Multiple forward passes, tuple mining

Hello,
i want to perform multiple forward passes of full batches with a GPU.
Therefore each batch uses the complete VRAM.
I want to store them temporarily and perform tuple mining with the concatenad batches.
This is my approach but i run out of VRAM:

stored_embeddings = []
stored_labels = []
for i, (inputs, labels) in enumerate(loader):
                # Perform the forward pass
                outputs = model(inputs)
                # Mining on CPU if required
                if cpu_mining:
                    outputs_cpu = outputs.cpu()
                    del outputs
                    torch.cuda.empty_cache()
                    if (i + 1) % cpu_mining == 0:
                        # concat embeddings and pass to miner then compute loss based on them
                        outputs = torch.cat([torch.cat(stored_embeddings), outputs_cpu])
                        labels = torch.cat([torch.cat(stored_labels), labels])
                    else:
                        # fetch more data before mining
                        stored_embeddings.append(outputs_cpu)
                        stored_labels.append(labels)
                        continue

What is the correct way of doing this?
Any help is appreciated.

You are attaching the computation graph with the intermediate tensors on the GPU via outputs_cpu.
Moving outputs to the CPU and deleting outputs will not free the computation graph, since outputs_cpu is still attached to the computation graph as seen here:

model = models.resnet50().cuda()
inputs = torch.randn(8, 3, 224, 224).cuda()

print(torch.cuda.memory_allocated()/1024**2)
# 102.32177734375

outputs = model(inputs)
print(torch.cuda.memory_allocated()/1024**2)
# 759.55859375

outputs_cpu = outputs.cpu()
del outputs # this does not delete the intermediates, as outputs_cpu still holds to them
print(torch.cuda.memory_allocated()/1024**2)
# 759.52783203125 !!!

# here you are attaching the outputs_cpu tensor with the entire computation graph
# with intermediates on the GPU
outputs = torch.cat([torch.cat(stored_embeddings), outputs_cpu])

.detach() the outputs before moving them to the CPU and it should properly free the graph in del outputs:

outputs_cpu = outputs.detach().cpu()

Thanks, you are a gem in this forum.
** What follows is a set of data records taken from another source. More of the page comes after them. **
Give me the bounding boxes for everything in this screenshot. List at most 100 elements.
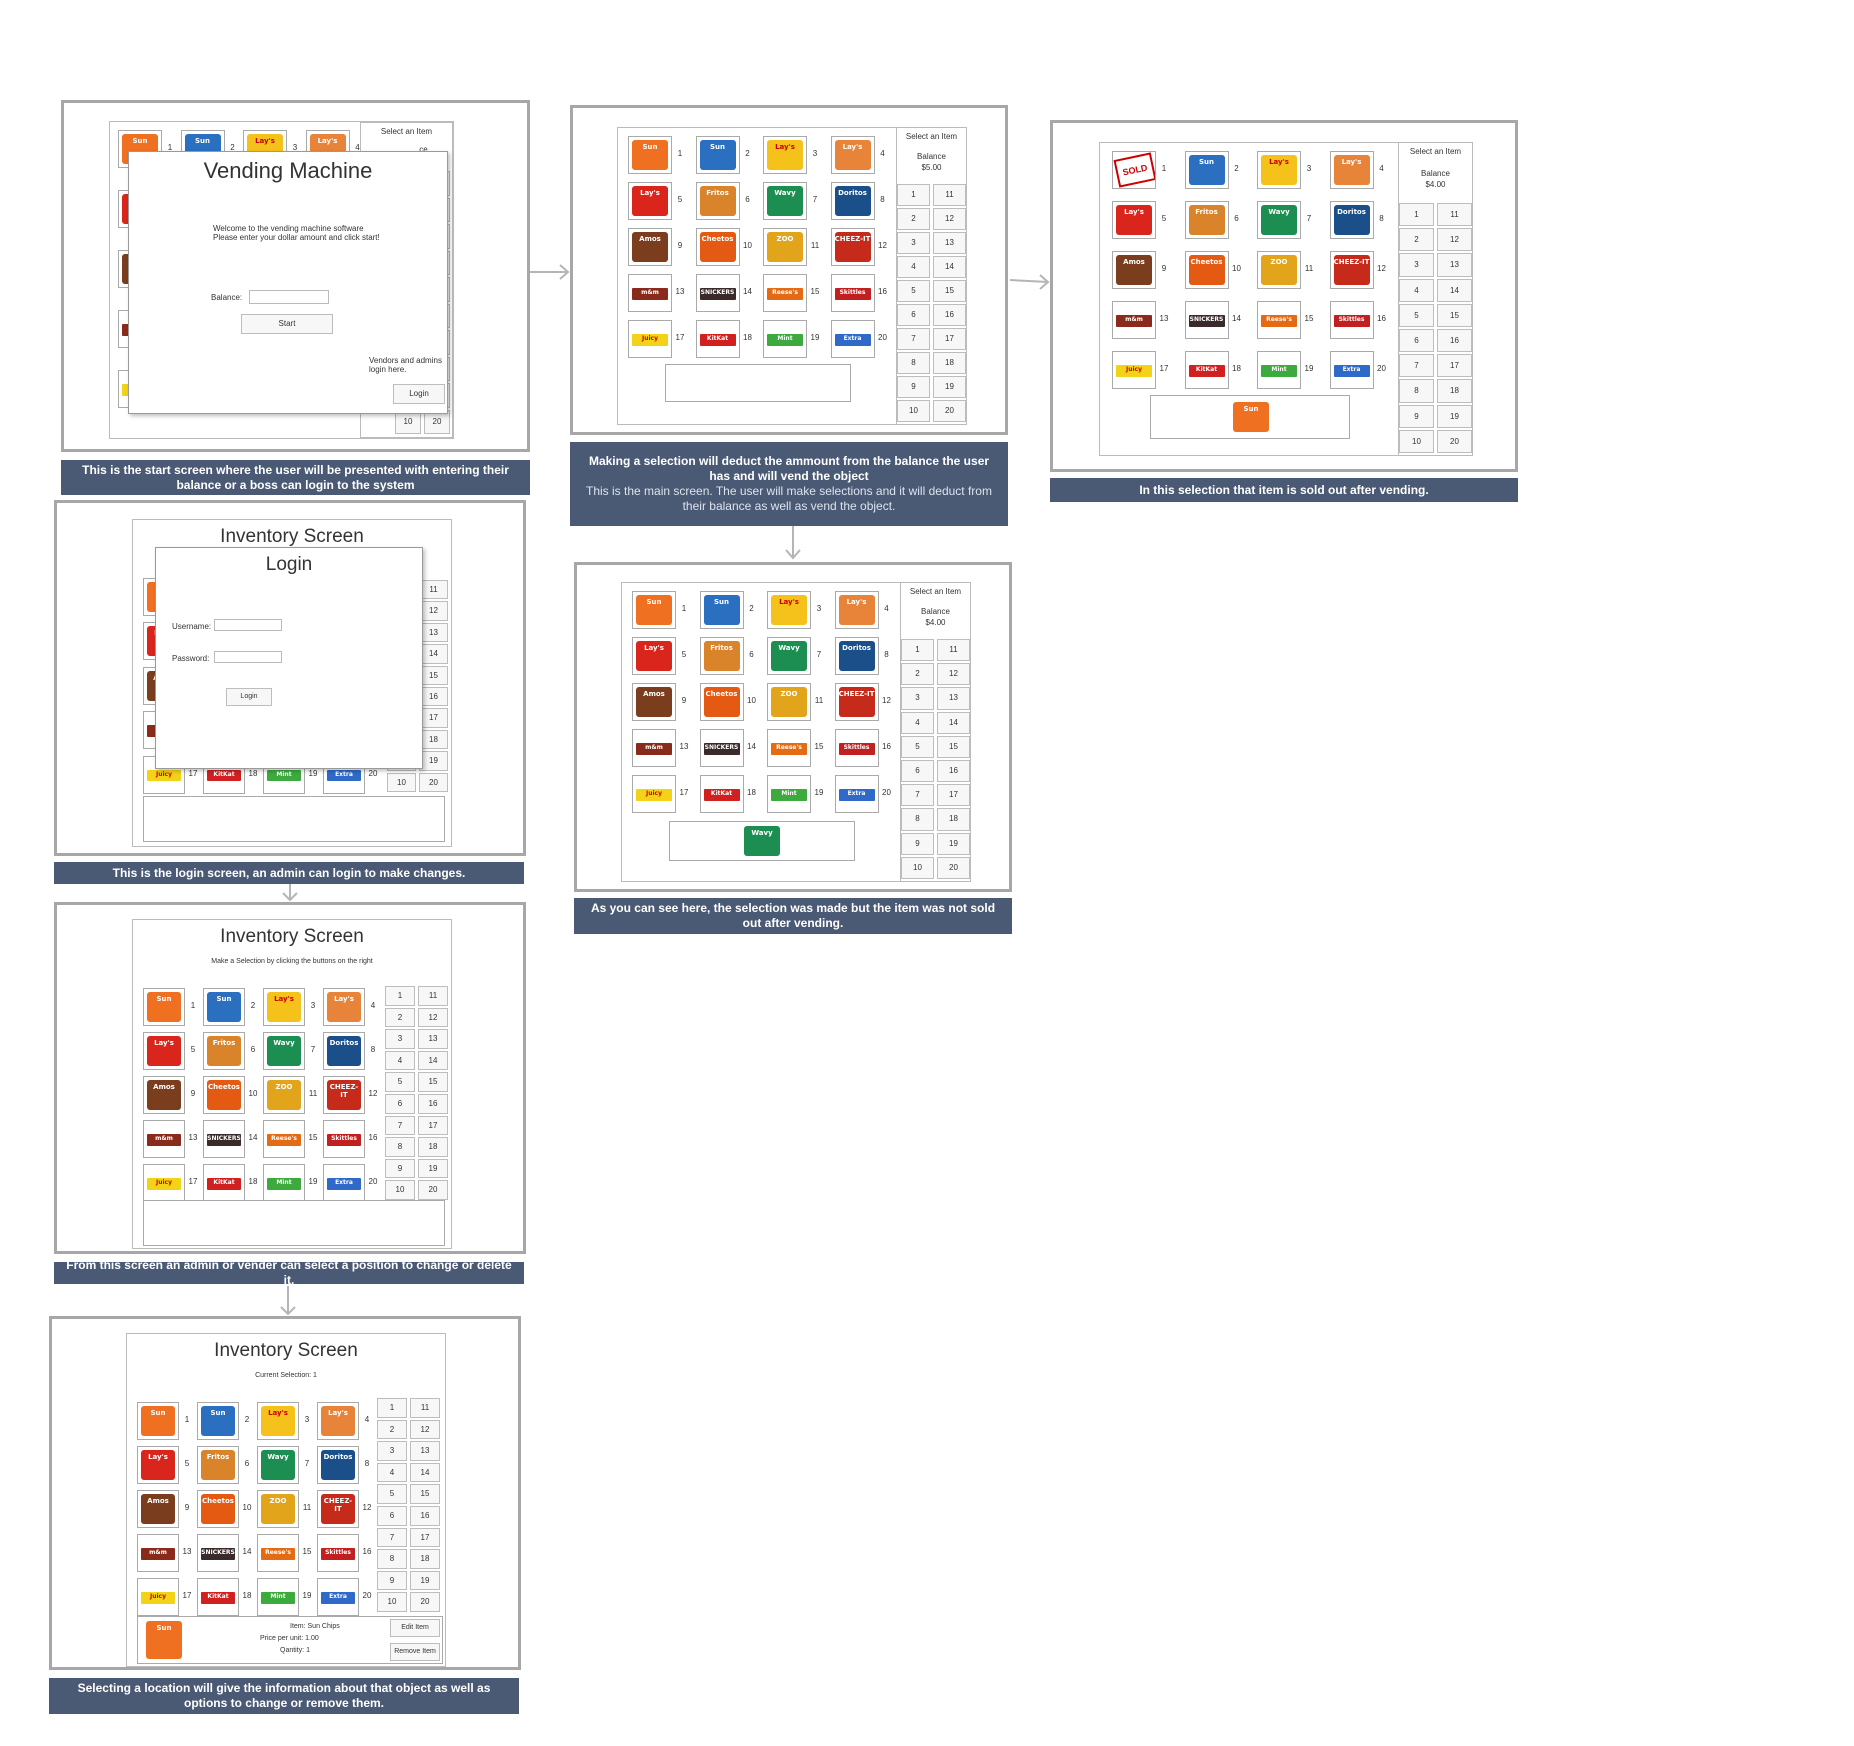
select-button-19[interactable]: 19 <box>419 751 448 771</box>
select-button-8[interactable]: 8 <box>897 352 930 374</box>
select-button-17[interactable]: 17 <box>410 1527 440 1548</box>
select-button-10[interactable]: 10 <box>1399 429 1434 453</box>
select-button-3[interactable]: 3 <box>377 1441 407 1461</box>
select-button-14[interactable]: 14 <box>933 256 966 278</box>
select-button-5[interactable]: 5 <box>897 280 930 302</box>
select-button-14[interactable]: 14 <box>410 1462 440 1483</box>
vendor-login-button[interactable]: Login <box>393 384 445 404</box>
select-button-20[interactable]: 20 <box>410 1592 440 1612</box>
select-button-1[interactable]: 1 <box>897 184 930 206</box>
select-button-6[interactable]: 6 <box>1399 329 1434 353</box>
select-button-10[interactable]: 10 <box>377 1592 407 1612</box>
select-button-10[interactable]: 10 <box>385 1180 415 1200</box>
select-button-19[interactable]: 19 <box>937 832 970 855</box>
select-button-1[interactable]: 1 <box>377 1398 407 1418</box>
select-button-8[interactable]: 8 <box>1399 379 1434 403</box>
select-button-6[interactable]: 6 <box>377 1506 407 1526</box>
select-button-15[interactable]: 15 <box>1437 303 1472 327</box>
select-button-17[interactable]: 17 <box>933 328 966 350</box>
username-input[interactable] <box>214 619 282 631</box>
select-button-11[interactable]: 11 <box>933 184 966 206</box>
select-button-4[interactable]: 4 <box>377 1462 407 1483</box>
select-button-11[interactable]: 11 <box>418 986 448 1006</box>
select-button-9[interactable]: 9 <box>1399 404 1434 428</box>
select-button-11[interactable]: 11 <box>1437 203 1472 227</box>
select-button-3[interactable]: 3 <box>901 687 934 710</box>
remove-item-button[interactable]: Remove Item <box>390 1643 440 1661</box>
select-button-1[interactable]: 1 <box>1399 203 1434 227</box>
select-button-20[interactable]: 20 <box>933 400 966 422</box>
select-button-2[interactable]: 2 <box>901 663 934 686</box>
select-button-10[interactable]: 10 <box>387 772 416 792</box>
select-button-17[interactable]: 17 <box>1437 354 1472 378</box>
select-button-12[interactable]: 12 <box>1437 228 1472 252</box>
select-button-20[interactable]: 20 <box>418 1180 448 1200</box>
select-button-4[interactable]: 4 <box>897 256 930 278</box>
select-button-18[interactable]: 18 <box>1437 379 1472 403</box>
select-button-4[interactable]: 4 <box>385 1050 415 1071</box>
select-button-13[interactable]: 13 <box>410 1441 440 1461</box>
select-button-12[interactable]: 12 <box>937 663 970 686</box>
login-submit-button[interactable]: Login <box>226 688 272 706</box>
select-button-18[interactable]: 18 <box>419 729 448 750</box>
select-button-14[interactable]: 14 <box>1437 278 1472 302</box>
select-button-13[interactable]: 13 <box>1437 253 1472 277</box>
select-button-12[interactable]: 12 <box>419 601 448 621</box>
start-balance-input[interactable] <box>249 290 329 304</box>
select-button-7[interactable]: 7 <box>385 1115 415 1136</box>
select-button-8[interactable]: 8 <box>377 1549 407 1569</box>
select-button-7[interactable]: 7 <box>1399 354 1434 378</box>
start-button[interactable]: Start <box>241 314 333 334</box>
select-button-14[interactable]: 14 <box>937 711 970 734</box>
select-button-5[interactable]: 5 <box>385 1072 415 1092</box>
select-button-11[interactable]: 11 <box>937 639 970 662</box>
select-button-16[interactable]: 16 <box>418 1094 448 1114</box>
select-button-16[interactable]: 16 <box>1437 329 1472 353</box>
select-button-5[interactable]: 5 <box>377 1484 407 1504</box>
select-button-14[interactable]: 14 <box>418 1050 448 1071</box>
select-button-10[interactable]: 10 <box>897 400 930 422</box>
select-button-20[interactable]: 20 <box>937 856 970 879</box>
select-button-13[interactable]: 13 <box>418 1029 448 1049</box>
select-button-15[interactable]: 15 <box>933 280 966 302</box>
select-button-7[interactable]: 7 <box>897 328 930 350</box>
select-button-7[interactable]: 7 <box>377 1527 407 1548</box>
select-button-6[interactable]: 6 <box>385 1094 415 1114</box>
select-button-11[interactable]: 11 <box>410 1398 440 1418</box>
select-button-15[interactable]: 15 <box>418 1072 448 1092</box>
select-button-19[interactable]: 19 <box>1437 404 1472 428</box>
select-button-17[interactable]: 17 <box>418 1115 448 1136</box>
select-button-12[interactable]: 12 <box>410 1419 440 1440</box>
select-button-19[interactable]: 19 <box>410 1570 440 1591</box>
select-button-20[interactable]: 20 <box>1437 429 1472 453</box>
select-button-10[interactable]: 10 <box>901 856 934 879</box>
select-button-8[interactable]: 8 <box>901 808 934 831</box>
select-button-4[interactable]: 4 <box>901 711 934 734</box>
select-button-1[interactable]: 1 <box>901 639 934 662</box>
select-button-12[interactable]: 12 <box>418 1007 448 1028</box>
select-button-9[interactable]: 9 <box>377 1570 407 1591</box>
select-button-19[interactable]: 19 <box>418 1158 448 1179</box>
select-button-9[interactable]: 9 <box>901 832 934 855</box>
select-button-2[interactable]: 2 <box>377 1419 407 1440</box>
select-button-2[interactable]: 2 <box>385 1007 415 1028</box>
select-button-16[interactable]: 16 <box>937 760 970 783</box>
select-button-11[interactable]: 11 <box>419 580 448 600</box>
select-button-4[interactable]: 4 <box>1399 278 1434 302</box>
select-button-1[interactable]: 1 <box>385 986 415 1006</box>
select-button-15[interactable]: 15 <box>410 1484 440 1504</box>
select-button-3[interactable]: 3 <box>897 232 930 254</box>
select-button-15[interactable]: 15 <box>937 735 970 758</box>
select-button-12[interactable]: 12 <box>933 208 966 230</box>
select-button-15[interactable]: 15 <box>419 665 448 685</box>
select-button-16[interactable]: 16 <box>419 687 448 707</box>
select-button-14[interactable]: 14 <box>419 644 448 664</box>
select-button-2[interactable]: 2 <box>1399 228 1434 252</box>
select-button-17[interactable]: 17 <box>419 708 448 728</box>
select-button-9[interactable]: 9 <box>897 376 930 398</box>
select-button-19[interactable]: 19 <box>933 376 966 398</box>
select-button-18[interactable]: 18 <box>418 1137 448 1157</box>
select-button-6[interactable]: 6 <box>897 304 930 326</box>
select-button-17[interactable]: 17 <box>937 784 970 807</box>
select-button-16[interactable]: 16 <box>410 1506 440 1526</box>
Just to be sure this won’t break later backpropagation? Because the docs say: The result will never require gradient. But i guess this does not mean that it removes the old ones?

Detaching the output will break the computation graph and you will not be able to call .backward() on output_cpu or any loss calculated from it.
If you need to call backward and calculate the gradients on output_cpu or any created tensor from it, you would need to keep the computation graph alive but would also store it in each iteration thus increasing the GPU memory.

Then there is no option to keep the gradients and free the GPU?

I’m not sure we are taking about the same issue.
Are you referring to already calculated gradients which are stored in the .grad attributes of the parameters by “keep the gradients”? If so, these .grad attributes will not be changed in any way.
Detaching the output will cut if from the computation graph, which stores the intermediate forward activations (not gradients), which are needed to calculate the gradients in the backward call.

Sorry for beeing imprecise, i mean the forward activations to calculate the gradients in the backward
call.

Ah OK. Yes, you will not be able to delete the forward activations and still be able to calculate the gradients (they are needed in the backpropagation).